Je rêve d’une promenade en ville où sous un soleil brûlant je trébucherais sur les mots comme sur les pavés, où je partirais à la rencontre des récits qui m’ont toujours échappé. Je rêve d’une promenade en ville qui révèlerait les dessous secrets des intérieurs masqués, d’une promenade dans la ville déserte qui s’éveillerait à chacun de mes pas.

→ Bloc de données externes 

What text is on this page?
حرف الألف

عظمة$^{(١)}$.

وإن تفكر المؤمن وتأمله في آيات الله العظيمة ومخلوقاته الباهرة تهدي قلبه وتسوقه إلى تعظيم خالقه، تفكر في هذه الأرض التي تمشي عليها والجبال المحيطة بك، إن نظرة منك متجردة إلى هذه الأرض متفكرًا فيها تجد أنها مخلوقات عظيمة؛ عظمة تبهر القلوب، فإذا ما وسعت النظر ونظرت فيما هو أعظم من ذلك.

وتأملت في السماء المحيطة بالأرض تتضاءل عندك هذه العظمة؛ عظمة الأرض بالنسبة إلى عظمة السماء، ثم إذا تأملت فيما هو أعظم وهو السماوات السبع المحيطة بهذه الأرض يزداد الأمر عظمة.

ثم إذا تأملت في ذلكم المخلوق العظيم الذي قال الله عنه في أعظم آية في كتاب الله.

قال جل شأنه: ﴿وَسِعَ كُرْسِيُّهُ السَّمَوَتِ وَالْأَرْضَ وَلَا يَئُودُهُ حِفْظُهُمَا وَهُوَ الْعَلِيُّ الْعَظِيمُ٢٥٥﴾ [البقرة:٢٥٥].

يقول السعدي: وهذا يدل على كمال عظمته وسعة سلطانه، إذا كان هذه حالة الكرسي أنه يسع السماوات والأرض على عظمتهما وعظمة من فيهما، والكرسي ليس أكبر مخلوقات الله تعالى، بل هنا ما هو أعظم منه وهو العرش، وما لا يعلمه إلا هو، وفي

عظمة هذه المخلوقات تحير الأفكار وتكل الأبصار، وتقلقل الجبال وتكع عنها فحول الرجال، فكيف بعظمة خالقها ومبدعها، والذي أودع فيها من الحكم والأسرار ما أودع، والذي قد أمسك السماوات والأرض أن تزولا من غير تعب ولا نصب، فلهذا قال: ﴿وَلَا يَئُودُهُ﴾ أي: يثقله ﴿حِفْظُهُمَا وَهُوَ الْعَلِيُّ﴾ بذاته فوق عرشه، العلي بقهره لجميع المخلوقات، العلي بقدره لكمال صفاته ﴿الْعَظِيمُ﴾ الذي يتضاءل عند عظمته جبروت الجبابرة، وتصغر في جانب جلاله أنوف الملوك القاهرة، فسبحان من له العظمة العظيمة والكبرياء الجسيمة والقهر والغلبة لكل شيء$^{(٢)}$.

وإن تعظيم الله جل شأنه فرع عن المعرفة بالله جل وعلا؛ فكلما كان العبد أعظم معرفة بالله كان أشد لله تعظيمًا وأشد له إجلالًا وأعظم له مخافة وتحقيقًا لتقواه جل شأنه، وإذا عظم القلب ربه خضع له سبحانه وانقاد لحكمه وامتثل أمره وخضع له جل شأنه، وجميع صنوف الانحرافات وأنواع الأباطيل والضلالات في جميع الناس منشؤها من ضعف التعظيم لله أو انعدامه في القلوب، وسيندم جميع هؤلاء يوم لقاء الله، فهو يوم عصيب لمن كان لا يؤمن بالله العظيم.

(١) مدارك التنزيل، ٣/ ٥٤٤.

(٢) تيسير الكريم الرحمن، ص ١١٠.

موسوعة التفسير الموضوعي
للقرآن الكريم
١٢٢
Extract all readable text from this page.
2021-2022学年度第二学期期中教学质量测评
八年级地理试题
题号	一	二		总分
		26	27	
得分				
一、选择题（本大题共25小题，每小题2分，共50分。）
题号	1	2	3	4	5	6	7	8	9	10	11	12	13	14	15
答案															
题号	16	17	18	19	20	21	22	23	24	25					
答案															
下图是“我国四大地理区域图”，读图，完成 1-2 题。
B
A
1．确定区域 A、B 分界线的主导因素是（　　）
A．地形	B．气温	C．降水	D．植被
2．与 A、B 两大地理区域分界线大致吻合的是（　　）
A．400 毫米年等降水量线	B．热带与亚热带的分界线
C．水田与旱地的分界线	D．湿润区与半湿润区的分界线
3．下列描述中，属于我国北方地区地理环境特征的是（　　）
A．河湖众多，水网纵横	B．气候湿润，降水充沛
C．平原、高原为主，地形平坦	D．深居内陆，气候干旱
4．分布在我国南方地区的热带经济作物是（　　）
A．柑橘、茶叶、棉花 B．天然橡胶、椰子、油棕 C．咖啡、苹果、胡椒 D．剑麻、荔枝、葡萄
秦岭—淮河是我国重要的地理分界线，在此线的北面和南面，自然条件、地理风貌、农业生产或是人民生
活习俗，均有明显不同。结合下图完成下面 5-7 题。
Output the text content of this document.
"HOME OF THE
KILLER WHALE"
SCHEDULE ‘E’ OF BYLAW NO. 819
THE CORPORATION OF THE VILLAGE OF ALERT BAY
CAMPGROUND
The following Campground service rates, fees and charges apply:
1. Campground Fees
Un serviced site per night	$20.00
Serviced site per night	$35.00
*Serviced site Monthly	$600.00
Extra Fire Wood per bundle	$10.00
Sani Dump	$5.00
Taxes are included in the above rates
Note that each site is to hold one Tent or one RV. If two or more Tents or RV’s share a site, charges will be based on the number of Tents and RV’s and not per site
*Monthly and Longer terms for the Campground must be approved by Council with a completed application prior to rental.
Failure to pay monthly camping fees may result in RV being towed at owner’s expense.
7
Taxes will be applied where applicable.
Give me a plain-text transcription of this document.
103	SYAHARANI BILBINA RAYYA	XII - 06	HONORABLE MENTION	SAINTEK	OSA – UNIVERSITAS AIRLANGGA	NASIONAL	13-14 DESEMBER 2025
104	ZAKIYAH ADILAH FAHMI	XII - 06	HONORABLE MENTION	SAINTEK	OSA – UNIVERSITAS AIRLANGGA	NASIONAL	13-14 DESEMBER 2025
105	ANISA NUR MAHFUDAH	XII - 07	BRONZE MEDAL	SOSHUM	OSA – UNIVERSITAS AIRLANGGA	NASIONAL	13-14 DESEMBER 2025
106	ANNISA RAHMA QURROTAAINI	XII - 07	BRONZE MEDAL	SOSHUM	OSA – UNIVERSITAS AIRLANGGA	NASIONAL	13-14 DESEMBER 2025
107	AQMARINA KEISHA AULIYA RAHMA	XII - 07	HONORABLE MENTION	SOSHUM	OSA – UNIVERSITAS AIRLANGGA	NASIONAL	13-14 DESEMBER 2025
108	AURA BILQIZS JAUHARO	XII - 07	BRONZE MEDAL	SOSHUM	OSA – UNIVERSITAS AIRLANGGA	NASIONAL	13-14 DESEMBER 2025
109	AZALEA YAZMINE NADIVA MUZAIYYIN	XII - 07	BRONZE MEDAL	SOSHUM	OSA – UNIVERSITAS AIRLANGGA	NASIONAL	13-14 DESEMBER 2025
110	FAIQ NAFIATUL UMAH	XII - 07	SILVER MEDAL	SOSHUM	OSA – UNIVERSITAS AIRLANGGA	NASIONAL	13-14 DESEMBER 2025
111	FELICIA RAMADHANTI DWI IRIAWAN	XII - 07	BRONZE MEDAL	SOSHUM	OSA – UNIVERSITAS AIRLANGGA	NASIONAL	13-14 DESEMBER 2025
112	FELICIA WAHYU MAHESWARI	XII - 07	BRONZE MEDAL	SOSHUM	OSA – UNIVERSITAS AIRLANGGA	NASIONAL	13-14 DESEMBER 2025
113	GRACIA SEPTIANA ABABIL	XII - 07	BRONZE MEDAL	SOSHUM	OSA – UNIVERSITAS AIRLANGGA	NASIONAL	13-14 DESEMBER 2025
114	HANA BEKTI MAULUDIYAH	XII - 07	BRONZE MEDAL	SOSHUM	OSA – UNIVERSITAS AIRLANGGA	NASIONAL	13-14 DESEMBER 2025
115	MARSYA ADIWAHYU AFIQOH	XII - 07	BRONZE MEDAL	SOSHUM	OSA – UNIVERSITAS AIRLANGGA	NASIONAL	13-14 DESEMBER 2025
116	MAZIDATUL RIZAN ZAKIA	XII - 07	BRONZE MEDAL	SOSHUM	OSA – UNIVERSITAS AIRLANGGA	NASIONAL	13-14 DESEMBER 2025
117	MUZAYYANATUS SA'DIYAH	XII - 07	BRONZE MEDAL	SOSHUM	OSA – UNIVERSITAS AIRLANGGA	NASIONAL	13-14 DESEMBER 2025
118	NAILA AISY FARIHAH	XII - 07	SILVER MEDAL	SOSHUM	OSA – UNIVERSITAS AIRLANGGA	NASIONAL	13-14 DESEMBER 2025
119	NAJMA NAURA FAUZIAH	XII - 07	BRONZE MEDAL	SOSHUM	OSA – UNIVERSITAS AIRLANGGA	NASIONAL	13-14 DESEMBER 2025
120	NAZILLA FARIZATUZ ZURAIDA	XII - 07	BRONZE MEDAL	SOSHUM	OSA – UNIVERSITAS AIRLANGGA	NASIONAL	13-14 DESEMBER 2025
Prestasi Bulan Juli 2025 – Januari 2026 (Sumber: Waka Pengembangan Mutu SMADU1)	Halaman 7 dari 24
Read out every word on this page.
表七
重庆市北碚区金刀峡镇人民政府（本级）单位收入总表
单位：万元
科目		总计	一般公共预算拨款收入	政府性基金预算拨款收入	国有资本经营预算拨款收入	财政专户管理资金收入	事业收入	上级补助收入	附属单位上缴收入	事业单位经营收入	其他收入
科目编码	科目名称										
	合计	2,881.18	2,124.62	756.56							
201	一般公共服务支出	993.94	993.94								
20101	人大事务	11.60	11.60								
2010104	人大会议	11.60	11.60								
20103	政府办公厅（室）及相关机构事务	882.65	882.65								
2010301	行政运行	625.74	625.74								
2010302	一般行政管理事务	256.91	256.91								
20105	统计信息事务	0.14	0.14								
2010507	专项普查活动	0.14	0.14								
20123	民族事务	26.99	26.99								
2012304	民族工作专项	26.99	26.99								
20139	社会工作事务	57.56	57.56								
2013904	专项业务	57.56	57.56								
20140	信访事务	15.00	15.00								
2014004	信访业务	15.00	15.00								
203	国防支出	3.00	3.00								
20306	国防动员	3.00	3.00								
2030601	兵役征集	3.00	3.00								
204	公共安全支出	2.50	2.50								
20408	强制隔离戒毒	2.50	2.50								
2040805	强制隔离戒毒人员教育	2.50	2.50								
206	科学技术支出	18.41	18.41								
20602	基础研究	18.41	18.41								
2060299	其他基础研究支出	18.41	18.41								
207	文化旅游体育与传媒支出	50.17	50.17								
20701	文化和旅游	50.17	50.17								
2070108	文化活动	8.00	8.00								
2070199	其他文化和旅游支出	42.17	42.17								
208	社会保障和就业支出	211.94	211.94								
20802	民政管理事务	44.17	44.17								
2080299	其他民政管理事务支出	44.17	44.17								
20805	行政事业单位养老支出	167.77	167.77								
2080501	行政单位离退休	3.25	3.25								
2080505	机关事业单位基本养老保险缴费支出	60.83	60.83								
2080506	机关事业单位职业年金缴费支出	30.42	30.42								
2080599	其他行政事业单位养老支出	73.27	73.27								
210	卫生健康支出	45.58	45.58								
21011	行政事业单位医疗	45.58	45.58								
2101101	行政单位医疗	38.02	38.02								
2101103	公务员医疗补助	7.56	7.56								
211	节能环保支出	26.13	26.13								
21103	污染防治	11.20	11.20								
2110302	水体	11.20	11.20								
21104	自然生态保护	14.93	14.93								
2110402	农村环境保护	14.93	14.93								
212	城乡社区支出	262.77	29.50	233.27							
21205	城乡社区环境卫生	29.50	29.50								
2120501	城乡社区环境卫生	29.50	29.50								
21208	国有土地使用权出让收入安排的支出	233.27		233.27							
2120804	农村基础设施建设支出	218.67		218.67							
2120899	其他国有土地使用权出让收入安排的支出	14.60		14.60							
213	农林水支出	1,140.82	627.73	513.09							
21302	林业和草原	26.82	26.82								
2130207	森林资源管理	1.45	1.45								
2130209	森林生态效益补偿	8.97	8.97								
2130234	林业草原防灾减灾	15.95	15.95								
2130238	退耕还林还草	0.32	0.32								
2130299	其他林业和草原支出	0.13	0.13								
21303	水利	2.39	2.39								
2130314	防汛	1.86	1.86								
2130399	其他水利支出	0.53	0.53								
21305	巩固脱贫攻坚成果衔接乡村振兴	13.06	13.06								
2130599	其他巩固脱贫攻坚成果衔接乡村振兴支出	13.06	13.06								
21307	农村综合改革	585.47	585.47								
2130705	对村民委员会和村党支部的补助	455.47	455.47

Je rêve d’une ville qui s’ouvrirait sur les champs, qui laisserait défiler à perte de vue toits et blés, d’une ville couverte de roses et bourdonnante de ruches pour nourrir mon inspiration bucolique. Je rêve du soleil éblouissant la ville, d’un soleil comme un poète qui arrache les béquilles et qui métamorphose les choses les plus viles.
Mais je ne suis pas poète et il pleut sur la ville en ce dimanche de juin triste comme un jour sans fin. Et je me souviens des vers de Baudelaire marcheur parisien, du soleil, de sa muse, de l’escrime quotidienne, du désespoir de l’impossible formule.
Et murmure tout bas…
Le long du vieux faubourg, où pendent aux masures
Les persiennes, abri des secrètes luxures,
Quand le soleil cruel frappe à traits redoublés
Sur la ville et les champs, sur les toits et les blés,
Je vais m’exercer seul à ma fantasque escrime,
Flairant dans tous les coins les hasards de la rime,
Trébuchant sur les mots comme sur les pavés,
Heurtant parfois des vers depuis longtemps rêvés.
C’est très beau, ce rêve de promenade en ville. On s’accroche aux premières rimes, on s’arrime et rien ne décroche. Merci pour ce beau moment de lecture.